Weitere Artikel: Der russische Lyriker Wiatscheslaw Kuprijanow fragt sich, warum die Russen eigentlich in der Ukraine so unbeliebt seien (und hat dabei ganz vergessen, das kleine Bauernlegen in den dreißigern Jahren zu erwähnen). Jens Jessen erinnert ausführlich an den Hass des Kiewer Dichters Michail Bulgakow auf den ukrainischen Nationalismus, um am Ende kurz anzumerken, dass diesmal vielleicht alles besser wird. Thomas Assheuer unterhält sich mit dem finnischen Völkerrechtler Martti Koskenniemi, der den Terror für eine Form sozialen Protests hält ("der Terrorismus entspringt einer ökonomischen Tragödie, einer massiven Arbeitslosigkeit und Armut"). Benedikt Erenz besucht eine Skulpturenausstellung des Rijksmuseums, die zur Zeit in Kleve am Niederrhein zu besichtigen ist. Stefan Koldehoff erzählt, wie falsche van Goghs auf den Kunstmarkt gerieten. Und Claus Spahn besucht die renovierte Scala in Mailand.

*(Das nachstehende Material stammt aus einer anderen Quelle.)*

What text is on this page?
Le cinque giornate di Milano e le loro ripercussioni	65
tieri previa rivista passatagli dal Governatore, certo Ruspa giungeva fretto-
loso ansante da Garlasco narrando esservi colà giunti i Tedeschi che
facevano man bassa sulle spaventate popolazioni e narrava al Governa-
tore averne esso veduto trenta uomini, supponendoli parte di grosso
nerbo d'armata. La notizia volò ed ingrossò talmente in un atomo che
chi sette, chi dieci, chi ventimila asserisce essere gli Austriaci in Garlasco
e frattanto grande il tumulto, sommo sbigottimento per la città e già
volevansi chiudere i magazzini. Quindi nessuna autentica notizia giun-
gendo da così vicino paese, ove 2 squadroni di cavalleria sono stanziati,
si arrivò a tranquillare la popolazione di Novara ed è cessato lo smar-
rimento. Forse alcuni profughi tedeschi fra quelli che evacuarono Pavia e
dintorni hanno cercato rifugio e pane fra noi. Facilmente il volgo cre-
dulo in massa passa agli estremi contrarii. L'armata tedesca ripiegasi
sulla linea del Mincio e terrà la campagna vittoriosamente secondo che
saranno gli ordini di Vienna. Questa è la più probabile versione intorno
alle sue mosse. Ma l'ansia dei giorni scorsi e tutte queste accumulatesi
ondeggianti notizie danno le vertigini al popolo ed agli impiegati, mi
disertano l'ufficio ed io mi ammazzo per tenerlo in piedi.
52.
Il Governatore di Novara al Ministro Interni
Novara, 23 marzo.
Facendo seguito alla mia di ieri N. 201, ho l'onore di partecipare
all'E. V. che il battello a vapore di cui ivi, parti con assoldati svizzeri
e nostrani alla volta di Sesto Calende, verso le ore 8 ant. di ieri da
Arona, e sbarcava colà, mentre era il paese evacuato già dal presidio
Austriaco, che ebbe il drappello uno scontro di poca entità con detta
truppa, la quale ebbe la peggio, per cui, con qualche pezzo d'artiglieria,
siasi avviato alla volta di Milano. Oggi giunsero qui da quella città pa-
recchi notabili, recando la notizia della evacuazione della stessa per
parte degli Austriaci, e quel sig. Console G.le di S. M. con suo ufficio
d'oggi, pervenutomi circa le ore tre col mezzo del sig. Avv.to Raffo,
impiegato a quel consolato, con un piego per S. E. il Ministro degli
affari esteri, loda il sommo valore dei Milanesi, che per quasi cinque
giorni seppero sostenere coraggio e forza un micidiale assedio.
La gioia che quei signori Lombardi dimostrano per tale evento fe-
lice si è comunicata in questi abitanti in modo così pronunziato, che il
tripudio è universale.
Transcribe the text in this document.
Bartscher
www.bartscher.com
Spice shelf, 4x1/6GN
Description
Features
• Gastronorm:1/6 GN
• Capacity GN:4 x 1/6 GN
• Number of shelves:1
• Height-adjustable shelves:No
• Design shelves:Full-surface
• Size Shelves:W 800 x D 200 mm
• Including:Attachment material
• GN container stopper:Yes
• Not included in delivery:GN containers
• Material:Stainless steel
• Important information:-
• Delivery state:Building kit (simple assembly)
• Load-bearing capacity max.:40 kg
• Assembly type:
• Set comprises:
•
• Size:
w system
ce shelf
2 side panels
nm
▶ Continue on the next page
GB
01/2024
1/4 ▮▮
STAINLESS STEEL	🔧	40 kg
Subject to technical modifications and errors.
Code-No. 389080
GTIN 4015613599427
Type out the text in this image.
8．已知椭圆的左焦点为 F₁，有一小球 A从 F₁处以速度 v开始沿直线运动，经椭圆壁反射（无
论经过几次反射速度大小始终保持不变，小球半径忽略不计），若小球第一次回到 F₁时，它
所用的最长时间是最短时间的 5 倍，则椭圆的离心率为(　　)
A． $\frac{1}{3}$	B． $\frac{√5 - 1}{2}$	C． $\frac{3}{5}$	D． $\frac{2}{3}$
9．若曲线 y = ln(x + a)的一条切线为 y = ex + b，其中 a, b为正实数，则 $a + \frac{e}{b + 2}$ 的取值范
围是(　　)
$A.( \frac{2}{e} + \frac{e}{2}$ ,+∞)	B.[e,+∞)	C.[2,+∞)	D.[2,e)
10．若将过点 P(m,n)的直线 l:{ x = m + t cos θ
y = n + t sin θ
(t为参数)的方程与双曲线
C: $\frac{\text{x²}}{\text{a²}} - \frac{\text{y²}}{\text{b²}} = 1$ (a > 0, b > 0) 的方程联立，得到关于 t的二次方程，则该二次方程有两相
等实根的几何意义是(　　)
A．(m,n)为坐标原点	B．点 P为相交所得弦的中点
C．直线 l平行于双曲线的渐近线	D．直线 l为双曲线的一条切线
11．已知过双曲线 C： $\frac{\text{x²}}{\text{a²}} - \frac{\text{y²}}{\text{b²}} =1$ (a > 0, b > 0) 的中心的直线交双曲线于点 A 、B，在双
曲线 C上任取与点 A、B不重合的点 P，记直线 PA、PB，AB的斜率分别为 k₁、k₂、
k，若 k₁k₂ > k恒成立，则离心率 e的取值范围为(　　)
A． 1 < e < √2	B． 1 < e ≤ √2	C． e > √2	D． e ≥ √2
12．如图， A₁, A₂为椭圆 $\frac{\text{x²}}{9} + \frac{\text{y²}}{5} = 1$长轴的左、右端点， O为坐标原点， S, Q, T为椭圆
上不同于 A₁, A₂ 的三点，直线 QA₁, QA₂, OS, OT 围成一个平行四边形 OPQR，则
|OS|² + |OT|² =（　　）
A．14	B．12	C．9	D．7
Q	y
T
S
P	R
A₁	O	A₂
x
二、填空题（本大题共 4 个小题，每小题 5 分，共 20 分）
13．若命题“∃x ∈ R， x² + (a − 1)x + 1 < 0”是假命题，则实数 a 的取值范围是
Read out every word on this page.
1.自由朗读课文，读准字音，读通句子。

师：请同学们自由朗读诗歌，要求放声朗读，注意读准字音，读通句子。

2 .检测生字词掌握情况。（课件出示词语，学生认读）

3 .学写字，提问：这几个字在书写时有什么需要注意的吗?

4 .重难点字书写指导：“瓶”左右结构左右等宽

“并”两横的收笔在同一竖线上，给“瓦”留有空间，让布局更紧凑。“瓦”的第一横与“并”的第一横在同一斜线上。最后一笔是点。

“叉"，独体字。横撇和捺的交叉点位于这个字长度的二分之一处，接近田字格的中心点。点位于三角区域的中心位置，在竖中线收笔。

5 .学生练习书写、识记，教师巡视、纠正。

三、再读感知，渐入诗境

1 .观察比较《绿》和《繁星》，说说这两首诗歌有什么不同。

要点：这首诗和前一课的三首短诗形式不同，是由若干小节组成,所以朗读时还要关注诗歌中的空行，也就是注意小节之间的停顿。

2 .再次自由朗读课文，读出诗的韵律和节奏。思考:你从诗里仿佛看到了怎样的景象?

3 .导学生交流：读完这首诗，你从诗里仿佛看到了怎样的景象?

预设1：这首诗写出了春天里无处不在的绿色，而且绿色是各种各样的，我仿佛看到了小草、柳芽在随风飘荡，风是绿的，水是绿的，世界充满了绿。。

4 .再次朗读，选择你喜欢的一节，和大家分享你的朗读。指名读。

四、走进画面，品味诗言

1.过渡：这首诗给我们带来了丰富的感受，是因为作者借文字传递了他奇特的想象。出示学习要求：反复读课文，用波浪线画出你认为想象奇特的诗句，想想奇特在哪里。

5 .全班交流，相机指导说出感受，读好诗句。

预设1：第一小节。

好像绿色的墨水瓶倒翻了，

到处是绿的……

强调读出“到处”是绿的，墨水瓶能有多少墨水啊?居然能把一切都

Besprochen werden Hebbels' "Nibelungen"-Trilogie in München und Kim Ki-Duks neuer Film "Samaria".

Auf den politischen Seiten gibt's eine Promi-Umfrage zum Thema "Kann ich Deutschland lieben?" Dort äußert sich auch Martin Walser und beklagt das Unverstandensein der Deutschen, besonders aber seiner selbst und hier besonders durch Elfriede Jelinek, die jetzt außerdem den Nobelpreis hat. Im Essay hält der Strafrechtler Volker Erb Folter in einem Fall wie der Entführung Jakob von Metzlers für gerechtfertigt. Im Dossier porträtieren Georg Blume und Jörg Burger junge Chinesen, die ihr Land voranbringen.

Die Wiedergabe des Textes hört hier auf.